In the event of inclement weather, ABS will announce school closings on local TV channels, under “The Arts Based School”. This information will also be posted on the ABS website (www.artsbasedschool.com).
8th Grade Visitor
Javier Chacon, Senior Vice President at HanesBrands Inc. in charge of Global Operations, is coming to talk with our 8th grade on Tuesday, February 3rd at 9:45. We are surprised and honored that Diana Greene was able to capture a moment of his time for her “Manufacturing Economies” project.
School Skate Coming Up
K-Kids will sponsor a Skate Night at Skate Haven (120 Hood Drive, W-S, NC) on Tuesday, Jan. 27, from 6:30 – 8:00 p.m. K-Kids is sponsoring this all-school event to raise money for the many charities they support. Bring $5.00 per person for entry and skate rental. All ABS families are welcome!

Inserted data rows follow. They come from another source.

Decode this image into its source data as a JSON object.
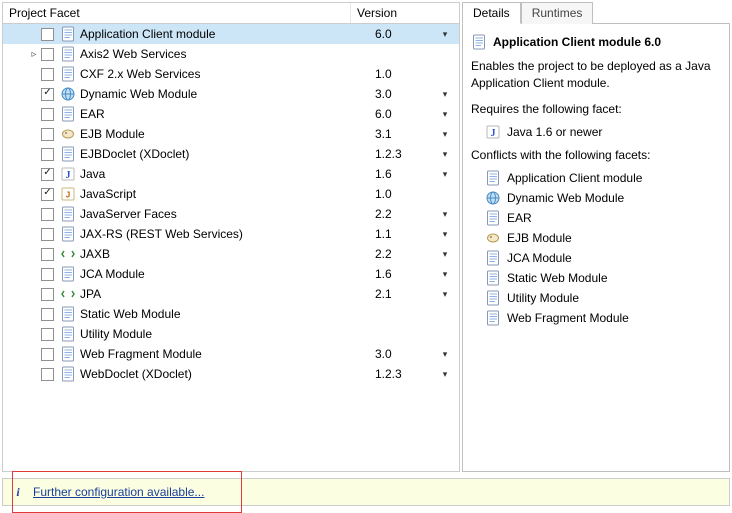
{
  "left": {
    "headers": {
      "name": "Project Facet",
      "version": "Version"
    },
    "facets": [
      {
        "name": "Application Client module",
        "version": "6.0",
        "dd": true,
        "checked": false,
        "expander": "",
        "icon": "page",
        "selected": true
      },
      {
        "name": "Axis2 Web Services",
        "version": "",
        "dd": false,
        "checked": false,
        "expander": "▹",
        "icon": "page"
      },
      {
        "name": "CXF 2.x Web Services",
        "version": "1.0",
        "dd": false,
        "checked": false,
        "expander": "",
        "icon": "page"
      },
      {
        "name": "Dynamic Web Module",
        "version": "3.0",
        "dd": true,
        "checked": true,
        "expander": "",
        "icon": "globe"
      },
      {
        "name": "EAR",
        "version": "6.0",
        "dd": true,
        "checked": false,
        "expander": "",
        "icon": "page"
      },
      {
        "name": "EJB Module",
        "version": "3.1",
        "dd": true,
        "checked": false,
        "expander": "",
        "icon": "bean"
      },
      {
        "name": "EJBDoclet (XDoclet)",
        "version": "1.2.3",
        "dd": true,
        "checked": false,
        "expander": "",
        "icon": "page"
      },
      {
        "name": "Java",
        "version": "1.6",
        "dd": true,
        "checked": true,
        "expander": "",
        "icon": "j"
      },
      {
        "name": "JavaScript",
        "version": "1.0",
        "dd": false,
        "checked": true,
        "expander": "",
        "icon": "js"
      },
      {
        "name": "JavaServer Faces",
        "version": "2.2",
        "dd": true,
        "checked": false,
        "expander": "",
        "icon": "page"
      },
      {
        "name": "JAX-RS (REST Web Services)",
        "version": "1.1",
        "dd": true,
        "checked": false,
        "expander": "",
        "icon": "page"
      },
      {
        "name": "JAXB",
        "version": "2.2",
        "dd": true,
        "checked": false,
        "expander": "",
        "icon": "tag"
      },
      {
        "name": "JCA Module",
        "version": "1.6",
        "dd": true,
        "checked": false,
        "expander": "",
        "icon": "page"
      },
      {
        "name": "JPA",
        "version": "2.1",
        "dd": true,
        "checked": false,
        "expander": "",
        "icon": "tag"
      },
      {
        "name": "Static Web Module",
        "version": "",
        "dd": false,
        "checked": false,
        "expander": "",
        "icon": "page"
      },
      {
        "name": "Utility Module",
        "version": "",
        "dd": false,
        "checked": false,
        "expander": "",
        "icon": "page"
      },
      {
        "name": "Web Fragment Module",
        "version": "3.0",
        "dd": true,
        "checked": false,
        "expander": "",
        "icon": "page"
      },
      {
        "name": "WebDoclet (XDoclet)",
        "version": "1.2.3",
        "dd": true,
        "checked": false,
        "expander": "",
        "icon": "page"
      }
    ]
  },
  "right": {
    "tabs": {
      "details": "Details",
      "runtimes": "Runtimes"
    },
    "title": "Application Client module 6.0",
    "description": "Enables the project to be deployed as a Java Application Client module.",
    "requires_label": "Requires the following facet:",
    "requires": [
      {
        "name": "Java 1.6 or newer",
        "icon": "j"
      }
    ],
    "conflicts_label": "Conflicts with the following facets:",
    "conflicts": [
      {
        "name": "Application Client module",
        "icon": "page"
      },
      {
        "name": "Dynamic Web Module",
        "icon": "globe"
      },
      {
        "name": "EAR",
        "icon": "page"
      },
      {
        "name": "EJB Module",
        "icon": "bean"
      },
      {
        "name": "JCA Module",
        "icon": "page"
      },
      {
        "name": "Static Web Module",
        "icon": "page"
      },
      {
        "name": "Utility Module",
        "icon": "page"
      },
      {
        "name": "Web Fragment Module",
        "icon": "page"
      }
    ]
  },
  "bottom": {
    "link": "Further configuration available..."
  }
}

Mad Science starts Mon., 1/26
Flyers went home last week in Thursday Packets.
As you know, flu can be easily spread from person to person. We are asking for your help in reducing the spread of flu at ABS. The symptoms for the seasonal flu and H1N1 are the same: fever of 100 degrees or more, cough, sore throat, runny nose, body aches, headache, and feeling very tired. Students with these symptoms will be sent home.
You can help us by taking these simple steps:
- Teach children to wash their hands often.
- Teach your children not to share food or drink.
- Teach children to cough or sneeze into their elbows to avoid spreading germs.
- Keep sick children home.
Get the flu vaccine for you and your children.